Les perceptions sur le Rwanda en Belgique peuvent être divisées en deux groupes : ceux qui connaissent bien le pays et ont de bons contacts ici ou qui ont travaillé ou vécu ici, et un autre groupe fortement influencé par la plupart des médias belges, les opinions de l'opposition rwandaise radicale en Europe ou les gardiens pro-démocratiques. Les deux groupes parlent différemment du pays. Les Européens qui ont vécu ici plus de trois mois sont tous convaincus que le pays progresse à un rythme soutenu. Ils sont aussi confrontés la plupart du temps à la situation dans les pays voisins tels que le Burundi, l'Ouganda et le Congo, et ils louent Kagame et son équipe pour la sécurité dans le pays et le fait qu'ils peuvent y mener une vie normale. Il est difficile pour les étrangers de convaincre ce groupe que le Rwanda est une dictature et la plupart d'entre eux conviennent que Kigali a le droit d'empêcher les problèmes dans les pays voisins qui essaient de faire obstacle au progrès du Rwanda. L'autre groupe d'opinion est fortement influencé par deux sous-groupes : l'un est concentré autour d'anciens collaborateurs de l'ancien régime qui étaient d`ailleurs eux-mêmes impliqués dans le génocide de 1994 contre les Tutsis ou dont les enfants ont adopté des attitudes similaires. L'autre sous-groupe abrite des champions de la démocratie pour qui les modèles de démocratie européens et américains sont les seules options valables pour les pays africains. Ils ferment souvent les yeux sur le fait que ces modèles peuvent offrir aux dirigeants africains des opportunités de se livrer à la corruption. On pourrait approfondir cette comparaison, mais les dirigeants africains tels que Paul Kagame sont souvent méfiés par les soi-disant dirigeants démocratiques en Europe qui préfèrent traiter avec des politiciens africains plus flexibles. La perception de la plupart des Belges est influencée par les adeptes du deuxième groupe d'opinion : les radicaux hutus tels que les personnes de JAMBO ASBL qui orchestrent une vive campagne anti-Rwanda. Ils se cachent derrière des valeurs démocratiques et s'infiltrent même dans les principaux partis politiques en Europe pour obtenir un soutien supplémentaire. Avec le soutien des médias locaux, ils peuvent convaincre le public ordinaire que le Rwanda est une dictature où les gens sont arrêtés et/ou maltraités au hasard.

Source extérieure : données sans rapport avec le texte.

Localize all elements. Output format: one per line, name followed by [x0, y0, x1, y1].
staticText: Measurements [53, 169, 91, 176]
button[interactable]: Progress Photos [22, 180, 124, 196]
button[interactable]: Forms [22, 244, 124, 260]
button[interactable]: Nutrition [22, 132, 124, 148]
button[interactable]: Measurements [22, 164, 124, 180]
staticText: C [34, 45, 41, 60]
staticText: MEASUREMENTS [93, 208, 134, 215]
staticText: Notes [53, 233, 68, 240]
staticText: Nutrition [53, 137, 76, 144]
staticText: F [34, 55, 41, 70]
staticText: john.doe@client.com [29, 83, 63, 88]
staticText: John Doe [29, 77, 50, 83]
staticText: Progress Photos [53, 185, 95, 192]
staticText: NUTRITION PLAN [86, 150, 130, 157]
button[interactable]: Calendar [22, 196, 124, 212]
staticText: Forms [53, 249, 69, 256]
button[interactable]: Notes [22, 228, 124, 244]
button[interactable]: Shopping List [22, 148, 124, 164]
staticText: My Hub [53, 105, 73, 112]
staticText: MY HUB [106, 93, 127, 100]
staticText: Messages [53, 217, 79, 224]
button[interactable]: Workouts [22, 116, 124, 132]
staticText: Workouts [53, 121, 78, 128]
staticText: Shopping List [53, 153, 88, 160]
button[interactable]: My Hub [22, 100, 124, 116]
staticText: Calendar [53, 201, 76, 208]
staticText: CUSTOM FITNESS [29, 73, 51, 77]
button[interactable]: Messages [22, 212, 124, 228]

Enfin, on peut également dire que les Belges ont perdu de l'intérêt pour l'Afrique. Autrefois, ils avaient tous un oncle ou une tante qui vivait ici en tant que missionnaire, mais ce groupe devient très petit. La Belgique a abandonné son intérêt pour le Rwanda en 1990 lorsque les politiciens belges ont pris conscience que le pays était sur une trajectoire de collision. Ils ont cédé leur rôle de principal influenceur étranger dans le pays aux Français qui ont fait encore pire que les Belges. À cette époque, la Belgique était encore l'un des principaux soutiens étrangers du président congolais Mobutu. En échange de minéraux bon marché et abondants, ils ont permis à Mobutu de devenir extrêmement riche aux dépens de millions de Congolais. Les problèmes actuels en RDC persistent dans le même ordre d'idées : Mobutu a été remplacé par les Kabila puis par Tshisekedi. Avec le plein consentement de pays comme la Belgique, la France et les États-Unis, la RDC glisse maintenant vers l'abîme.

Histoire

Les jeunes diplomates belges expriment leur frustration quant au fait que les causes profondes des problèmes à Masisi et dans le Nord-Kivu ont également leurs origines dans le passé récent du pays, et vous disent que ce n'était pas eux qui pouvaient être tenus responsables de ce qui a mal tourné. Le roi belge Leopold II était l'un des architectes de la Conférence de Berlin de 1885 lors de laquelle l'Afrique a été découpée comme un gâteau entre les superpuissances européennes. Une partie des Kivu congolais a toujours fait partie des royaumes rwandais. Plus tard, les colons belges ont commencé à regrouper des milliers de paysans du Rwanda actuel pour travailler et vivre sur leurs fermes dans les Kivu. Les Congolais locaux étaient trop paresseux pour travailler. De nos jours, la plupart de la population de ces provinces est d'origine rwandaise. Les Belges ont manipulé et modifié la structure socio-ethnique de la région sans respecter ses frontières nouvellement créées. Et cette manipulation est l'une des principales raisons des conflits qui ravagent la région aujourd'hui. En 1959, les autorités coloniales belges ont permis à la population hutue d'organiser des pogroms contre les Tutsis. Ils avaient initialement utilisé ces Tutsis pour contrôler et gouverner la majorité des Hutus. Mais les Tutsis ont commencé à contester l'attitude de leur colonisateur qui les a remplacés par des Hutus ayant étudié dans leurs missions catholiques. Beaucoup de Tutsis ont fui au Congo, en Ouganda et au Burundi avec une idée en tête : revenir au Rwanda pour reprendre ce qui leur appartenait auparavant. Même après l'indépendance du Rwanda, les Belges ont continué à considérer le pays comme l'un de leurs jardins arrière en Afrique. La nouvelle direction hutue était plus malléable que leurs compatriotes tutsis. Le système utilisé par la Belgique a été mis en place par la congrégation des Pères Blancs, des missionnaires de la très catholique province de Limbourg en Belgique.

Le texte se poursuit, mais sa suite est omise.